TEMPO.CO, Jakarta - Akhir Mei 2010, hati Milang Tauhida berbunga-bunga. Anak keduanya diterima di sekolah favorit: Sekolah Menengah Pertama Negeri 1 Cikini, Jakarta Pusat. Setahun sebelumnya, Milang juga berhasil memasukkan anak pertamanya ke sekolah ini.
Tapi kegembiraan Milang tak berumur panjang. Dua bulan setelah anak keduanya bersekolah, ia menerima undangan rapat orang tua murid.

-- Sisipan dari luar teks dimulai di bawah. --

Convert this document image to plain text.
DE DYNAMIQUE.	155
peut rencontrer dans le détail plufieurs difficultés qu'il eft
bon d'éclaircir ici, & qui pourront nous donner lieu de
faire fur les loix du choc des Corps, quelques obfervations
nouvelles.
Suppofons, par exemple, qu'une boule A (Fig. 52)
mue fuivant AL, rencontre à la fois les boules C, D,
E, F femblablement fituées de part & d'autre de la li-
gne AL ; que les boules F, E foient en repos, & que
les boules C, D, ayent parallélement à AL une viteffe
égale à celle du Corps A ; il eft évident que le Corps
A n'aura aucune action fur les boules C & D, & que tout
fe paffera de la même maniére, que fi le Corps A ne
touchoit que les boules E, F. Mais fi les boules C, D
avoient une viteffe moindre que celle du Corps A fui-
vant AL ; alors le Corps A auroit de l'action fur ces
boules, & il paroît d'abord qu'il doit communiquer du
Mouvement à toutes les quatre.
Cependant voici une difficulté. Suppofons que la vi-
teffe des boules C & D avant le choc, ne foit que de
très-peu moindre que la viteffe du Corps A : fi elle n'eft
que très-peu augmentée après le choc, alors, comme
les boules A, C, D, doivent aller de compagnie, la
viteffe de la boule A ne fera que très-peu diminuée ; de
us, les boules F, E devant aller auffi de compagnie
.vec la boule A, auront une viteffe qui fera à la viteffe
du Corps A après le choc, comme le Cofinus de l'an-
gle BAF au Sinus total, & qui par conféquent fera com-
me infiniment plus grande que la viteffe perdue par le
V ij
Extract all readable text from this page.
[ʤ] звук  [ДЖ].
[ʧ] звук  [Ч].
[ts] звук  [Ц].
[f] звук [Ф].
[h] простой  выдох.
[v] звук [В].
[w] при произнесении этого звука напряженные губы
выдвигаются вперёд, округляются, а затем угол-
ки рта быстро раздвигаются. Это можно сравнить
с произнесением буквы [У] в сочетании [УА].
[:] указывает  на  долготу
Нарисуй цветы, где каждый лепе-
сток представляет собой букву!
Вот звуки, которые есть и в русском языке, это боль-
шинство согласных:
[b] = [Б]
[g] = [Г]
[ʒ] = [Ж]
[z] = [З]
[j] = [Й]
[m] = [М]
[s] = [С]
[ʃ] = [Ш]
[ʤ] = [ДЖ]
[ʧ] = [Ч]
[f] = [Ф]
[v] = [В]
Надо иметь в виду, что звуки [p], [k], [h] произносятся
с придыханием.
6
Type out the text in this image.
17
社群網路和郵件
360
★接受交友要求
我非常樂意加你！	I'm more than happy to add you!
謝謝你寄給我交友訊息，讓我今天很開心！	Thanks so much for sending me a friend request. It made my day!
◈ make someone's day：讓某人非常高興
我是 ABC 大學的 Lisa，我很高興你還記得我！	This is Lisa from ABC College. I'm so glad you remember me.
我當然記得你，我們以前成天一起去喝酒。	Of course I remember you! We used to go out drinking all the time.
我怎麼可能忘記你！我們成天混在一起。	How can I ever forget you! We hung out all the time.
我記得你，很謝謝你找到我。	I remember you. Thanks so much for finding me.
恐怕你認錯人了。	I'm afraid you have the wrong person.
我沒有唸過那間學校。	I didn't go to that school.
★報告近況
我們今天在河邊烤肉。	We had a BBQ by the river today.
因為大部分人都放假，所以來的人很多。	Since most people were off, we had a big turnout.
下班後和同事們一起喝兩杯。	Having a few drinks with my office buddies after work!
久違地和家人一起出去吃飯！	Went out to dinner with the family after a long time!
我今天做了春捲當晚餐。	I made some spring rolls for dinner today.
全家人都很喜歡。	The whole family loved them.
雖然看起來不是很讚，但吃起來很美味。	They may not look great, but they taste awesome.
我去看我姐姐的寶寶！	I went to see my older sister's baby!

Saat itulah dia baru tahu anak keduanya masuk “kelas Rintisan Sekolah Bertaraf Internasional (RSBI)”.
"Anak pertama saya masuk kelas reguler,” kata Milang dalam artikel "'Bubar Jalan' dalam Rintisan" di majalah Tempo edisi 14-20 Januari 2013.
Kata Milang, awalnya ia mengira sang anak masuk RSBI karena nilai ujian akhirnya masuk lima besar. Nyatanya, ia malah diminta bayar uang pangkal sekitar Rp 8 juta dan iuran bulanan Rp 600 ribu. Semua itu merupakan biaya “kelas RSBI”. “Padahal, setahu saya, pemerintah DKI Jakarta menggratiskan pendidikan hingga tingkat SMP,” ujarnya.

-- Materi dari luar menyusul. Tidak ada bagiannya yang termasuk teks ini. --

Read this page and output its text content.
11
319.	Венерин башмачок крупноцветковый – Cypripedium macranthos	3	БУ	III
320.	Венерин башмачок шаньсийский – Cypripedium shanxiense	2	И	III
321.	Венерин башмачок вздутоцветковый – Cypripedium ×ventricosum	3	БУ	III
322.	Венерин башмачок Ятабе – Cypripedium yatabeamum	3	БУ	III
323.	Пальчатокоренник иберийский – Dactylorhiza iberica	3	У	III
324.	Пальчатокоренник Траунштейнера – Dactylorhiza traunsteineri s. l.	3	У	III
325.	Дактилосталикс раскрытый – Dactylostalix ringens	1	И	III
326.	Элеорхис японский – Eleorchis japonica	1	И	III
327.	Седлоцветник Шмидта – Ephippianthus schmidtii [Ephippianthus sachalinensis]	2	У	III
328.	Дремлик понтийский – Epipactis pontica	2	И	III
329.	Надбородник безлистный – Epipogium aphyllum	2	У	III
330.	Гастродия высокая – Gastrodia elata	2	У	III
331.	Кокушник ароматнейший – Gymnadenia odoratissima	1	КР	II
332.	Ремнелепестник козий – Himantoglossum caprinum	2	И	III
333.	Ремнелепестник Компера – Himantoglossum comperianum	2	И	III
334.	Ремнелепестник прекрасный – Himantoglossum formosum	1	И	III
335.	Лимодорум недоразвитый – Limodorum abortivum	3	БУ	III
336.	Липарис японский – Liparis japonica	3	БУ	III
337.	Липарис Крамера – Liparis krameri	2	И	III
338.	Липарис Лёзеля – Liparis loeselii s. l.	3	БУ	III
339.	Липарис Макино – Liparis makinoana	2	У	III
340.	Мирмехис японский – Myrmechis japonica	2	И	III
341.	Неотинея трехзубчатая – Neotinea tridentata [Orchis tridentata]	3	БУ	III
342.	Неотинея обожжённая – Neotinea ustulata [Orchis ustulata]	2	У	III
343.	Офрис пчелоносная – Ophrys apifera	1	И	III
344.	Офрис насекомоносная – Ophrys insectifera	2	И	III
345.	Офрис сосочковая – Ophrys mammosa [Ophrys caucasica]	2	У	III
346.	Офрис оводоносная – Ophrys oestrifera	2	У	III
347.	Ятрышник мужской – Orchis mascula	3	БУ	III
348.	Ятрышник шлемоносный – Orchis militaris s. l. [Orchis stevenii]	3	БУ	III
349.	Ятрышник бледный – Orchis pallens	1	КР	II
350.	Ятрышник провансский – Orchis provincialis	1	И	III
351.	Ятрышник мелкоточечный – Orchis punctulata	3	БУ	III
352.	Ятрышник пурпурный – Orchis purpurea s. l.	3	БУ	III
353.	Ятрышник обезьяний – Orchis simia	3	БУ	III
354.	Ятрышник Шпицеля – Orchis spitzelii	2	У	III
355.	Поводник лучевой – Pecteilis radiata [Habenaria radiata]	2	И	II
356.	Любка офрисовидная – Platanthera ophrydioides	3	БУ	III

Bukan hanya Milang yang dikagetkan dengan biaya sebesar itu. Sebanyak 30 orang tua murid mengalami hal yang sama. Mereka menolak membayar uang pangkal dan bulanan sebelum sekolah membuka semua laporan penggunaan anggaran tahun sebelumnya.
Mendapat penolakan, sekolah memberi balasan. Pada saat kenaikan kelas, Juni 2011, sekolah menahan buku rapor anak Milang dan 30 siswa lainnya. Buku rapor baru dibagikan setelah Milang melapor ke Komisi Nasional Perlindungan Anak dan Ombudsman Republik Indonesia.
"Saya juga mengadu ke Indonesia Corruption Watch," kata Milang. "Di sana malah bertemu sejumlah orang tua murid lain juga bermasalah dengan sekolah RSBI."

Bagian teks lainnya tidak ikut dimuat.